The arrival of Wynton Marsalis on the music scene in 1982 could not have been more unexpected. Barely out of his teens, this trumpet prodigy recorded jazz and classical music with seemingly equal facility. Even more startling was his dedication to a self-defined mission to restore jazz music to a central place in American life, and with it, the values he believes jazz embodies: freedom and discipline, romance and responsibility, pride and respect for both the African and the European components of our musical heritage.

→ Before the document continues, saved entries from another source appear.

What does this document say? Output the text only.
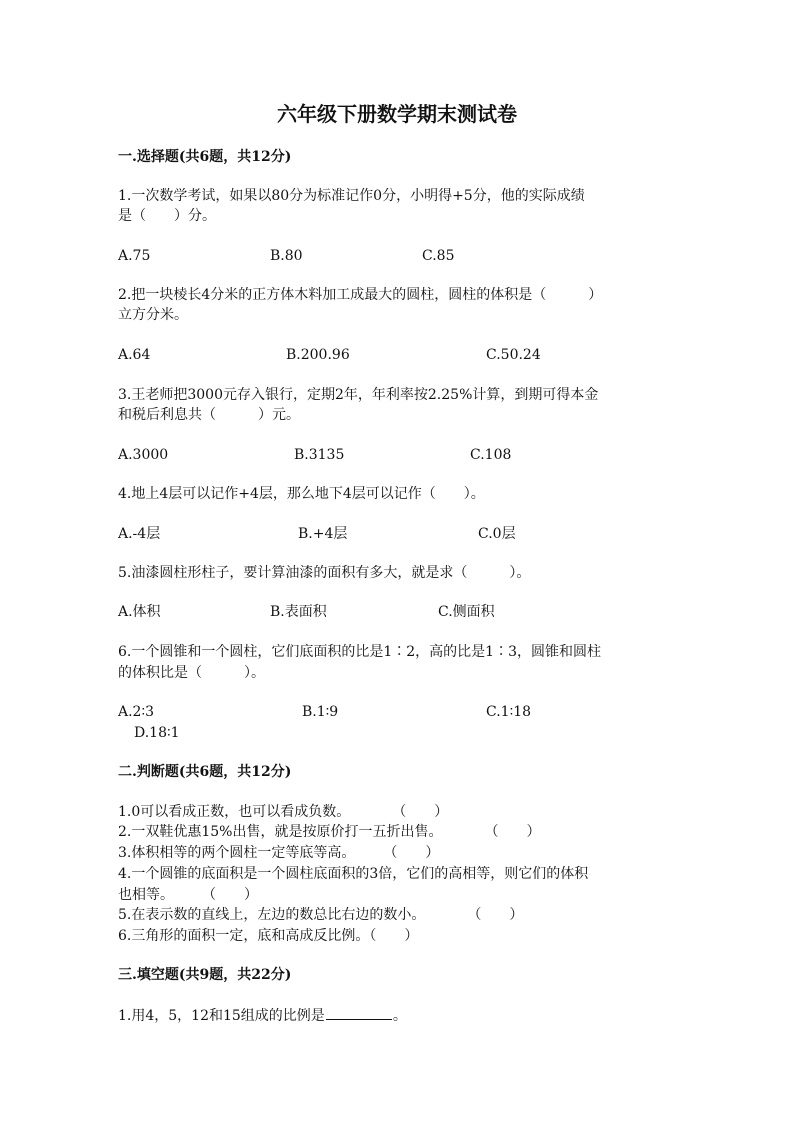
六年级下册数学期末测试卷
一.选择题(共6题，共12分)
1.一次数学考试，如果以80分为标准记作0分，小明得+5分，他的实际成绩
是（　　）分。
A.75	B.80	C.85
2.把一块棱长4分米的正方体木料加工成最大的圆柱，圆柱的体积是（　　　）
立方分米。
A.64	B.200.96	C.50.24
3.王老师把3000元存入银行，定期2年，年利率按2.25%计算，到期可得本金
和税后利息共（　　　）元。
A.3000	B.3135	C.108
4.地上4层可以记作+4层，那么地下4层可以记作（　　）。
A.-4层	B.+4层	C.0层
5.油漆圆柱形柱子，要计算油漆的面积有多大，就是求（　　　）。
A.体积	B.表面积	C.侧面积
6.一个圆锥和一个圆柱，它们底面积的比是1∶2，高的比是1∶3，圆锥和圆柱
的体积比是（　　　）。
A.2∶3	B.1∶9	C.1∶18
D.18∶1
二.判断题(共6题，共12分)
1.0可以看成正数，也可以看成负数。　　　　（　　）
2.一双鞋优惠15%出售，就是按原价打一五折出售。　　　　（　　）
3.体积相等的两个圆柱一定等底等高。　　　（　　）
4.一个圆锥的底面积是一个圆柱底面积的3倍，它们的高相等，则它们的体积
也相等。　　　（　　）
5.在表示数的直线上，左边的数总比右边的数小。　　　　（　　）
6.三角形的面积一定，底和高成反比例。（　　）
三.填空题(共9题，共22分)
1.用4，5，12和15组成的比例是	。
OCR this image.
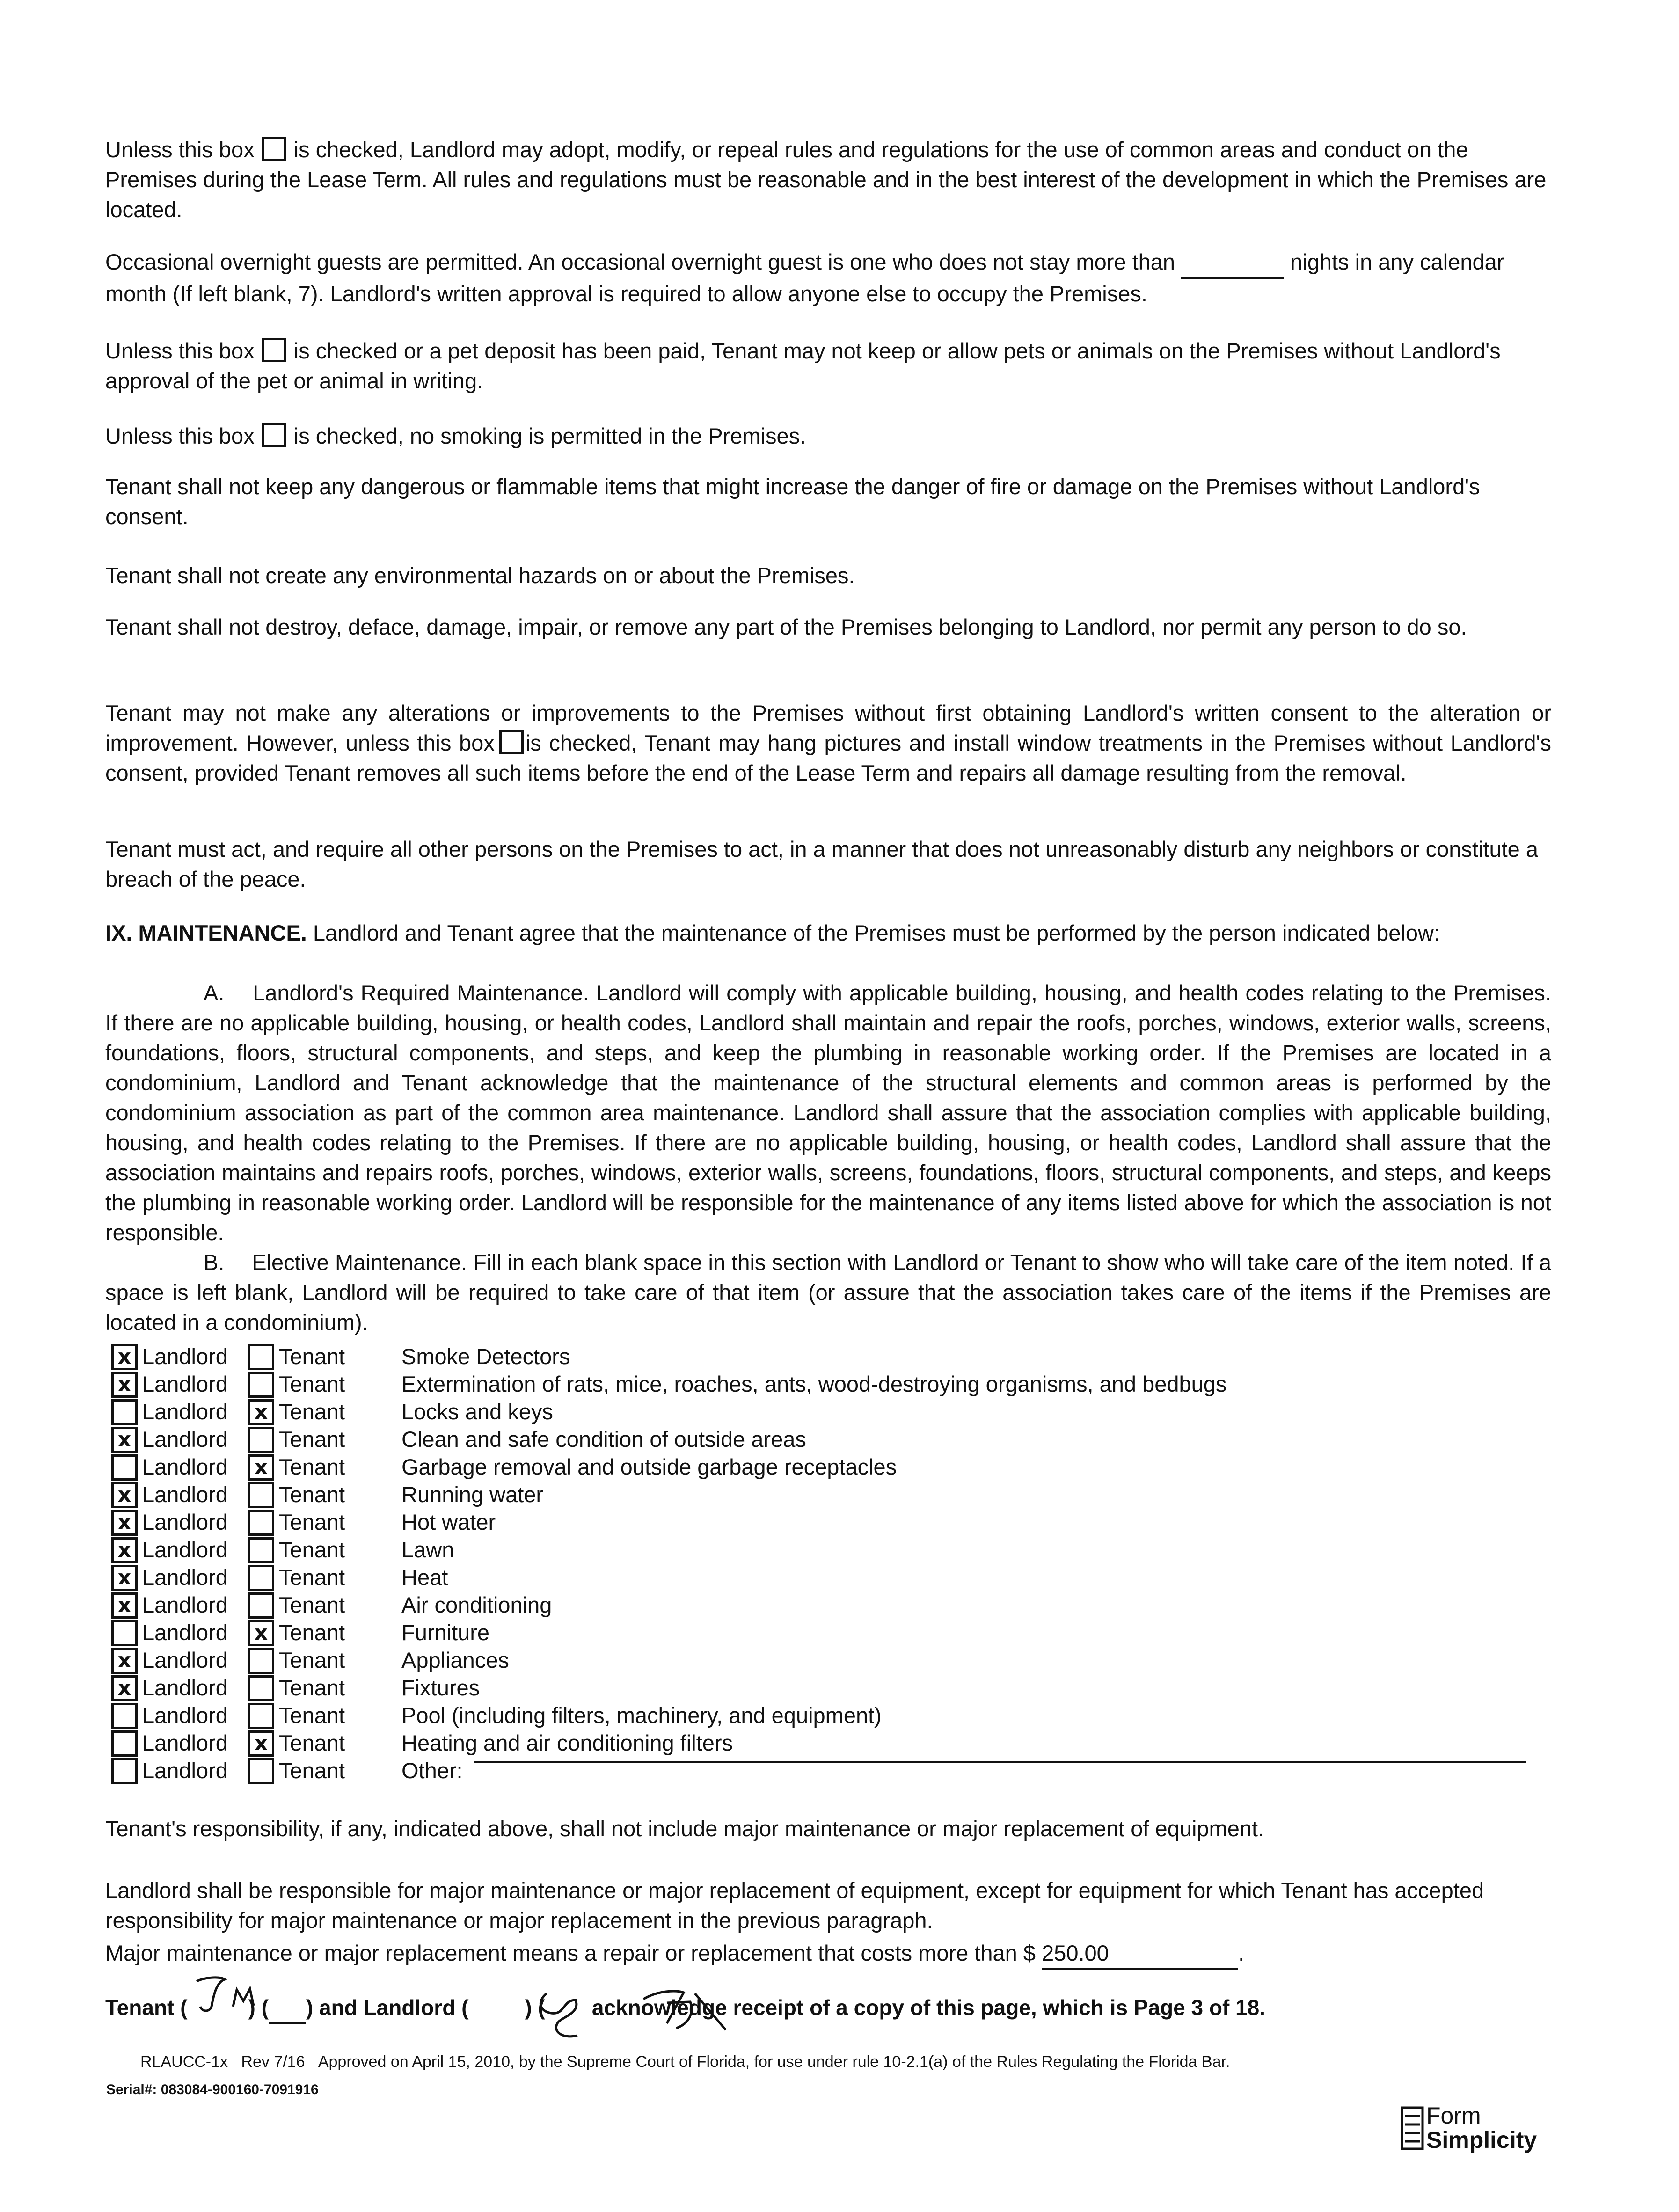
Unless this box is checked, Landlord may adopt, modify, or repeal rules and regulations for the use of common areas and conduct on the Premises during the Lease Term. All rules and regulations must be reasonable and in the best interest of the development in which the Premises are located.

Occasional overnight guests are permitted. An occasional overnight guest is one who does not stay more than	nights in any calendar month (If left blank, 7). Landlord's written approval is required to allow anyone else to occupy the Premises.

Unless this box is checked or a pet deposit has been paid, Tenant may not keep or allow pets or animals on the Premises without Landlord's approval of the pet or animal in writing.

Unless this box is checked, no smoking is permitted in the Premises.

Tenant shall not keep any dangerous or flammable items that might increase the danger of fire or damage on the Premises without Landlord's consent.

Tenant shall not create any environmental hazards on or about the Premises.

Tenant shall not destroy, deface, damage, impair, or remove any part of the Premises belonging to Landlord, nor permit any person to do so.

Tenant may not make any alterations or improvements to the Premises without first obtaining Landlord's written consent to the alteration or improvement. However, unless this box is checked, Tenant may hang pictures and install window treatments in the Premises without Landlord's consent, provided Tenant removes all such items before the end of the Lease Term and repairs all damage resulting from the removal.

Tenant must act, and require all other persons on the Premises to act, in a manner that does not unreasonably disturb any neighbors or constitute a breach of the peace.

IX. MAINTENANCE. Landlord and Tenant agree that the maintenance of the Premises must be performed by the person indicated below:

A. Landlord's Required Maintenance. Landlord will comply with applicable building, housing, and health codes relating to the Premises. If there are no applicable building, housing, or health codes, Landlord shall maintain and repair the roofs, porches, windows, exterior walls, screens, foundations, floors, structural components, and steps, and keep the plumbing in reasonable working order. If the Premises are located in a condominium, Landlord and Tenant acknowledge that the maintenance of the structural elements and common areas is performed by the condominium association as part of the common area maintenance. Landlord shall assure that the association complies with applicable building, housing, and health codes relating to the Premises. If there are no applicable building, housing, or health codes, Landlord shall assure that the association maintains and repairs roofs, porches, windows, exterior walls, screens, foundations, floors, structural components, and steps, and keeps the plumbing in reasonable working order. Landlord will be responsible for the maintenance of any items listed above for which the association is not responsible.

B. Elective Maintenance. Fill in each blank space in this section with Landlord or Tenant to show who will take care of the item noted. If a space is left blank, Landlord will be required to take care of that item (or assure that the association takes care of the items if the Premises are located in a condominium).

x Landlord Tenant	Smoke Detectors
x Landlord Tenant	Extermination of rats, mice, roaches, ants, wood-destroying organisms, and bedbugs
Landlord	x Tenant	Locks and keys
x Landlord Tenant	Clean and safe condition of outside areas
Landlord	x Tenant	Garbage removal and outside garbage receptacles
x Landlord Tenant	Running water
x Landlord Tenant	Hot water
x Landlord Tenant	Lawn
x Landlord Tenant	Heat
x Landlord Tenant	Air conditioning
Landlord	x Tenant	Furniture
x Landlord Tenant	Appliances
x Landlord Tenant	Fixtures
Landlord Tenant	Pool (including filters, machinery, and equipment)
Landlord	x Tenant	Heating and air conditioning filters
Landlord Tenant	Other:

Tenant's responsibility, if any, indicated above, shall not include major maintenance or major replacement of equipment.

Landlord shall be responsible for major maintenance or major replacement of equipment, except for equipment for which Tenant has accepted responsibility for major maintenance or major replacement in the previous paragraph.

Major maintenance or major replacement means a repair or replacement that costs more than $ 250.00	.

Tenant (	) ( ) and Landlord (	) ( acknowledge receipt of a copy of this page, which is Page 3 of 18.

RLAUCC-1x Rev 7/16 Approved on April 15, 2010, by the Supreme Court of Florida, for use under rule 10-2.1(a) of the Rules Regulating the Florida Bar.
Serial#: 083084-900160-7091916
Form
Simplicity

It is highly appropriate that Wynton Marsalis is a son of New Orleans, the city where jazz was born. His father Ellis and brothers Branford and Delfeo are also musicians, but Wynton is the first to point out that his command of jazz has been hard-won, that the public was not always receptive to his brand of jazz orthodoxy. Outspoken, sometimes abrasive, Wynton Marsalis almost single-handedly initiated a revival of interest in mainstream jazz tradition among young musicians. In 1997 he became the first jazz musician to win the Pulitzer Prize in music, for his epic oratorio on the subject of slavery, Blood on the Fields. Marsalis continues to compose, to tour, and to bring his message to a new generation as Artistic Director of Jazz at Lincoln Center and leader of the Lincoln Center Jazz Orchestra.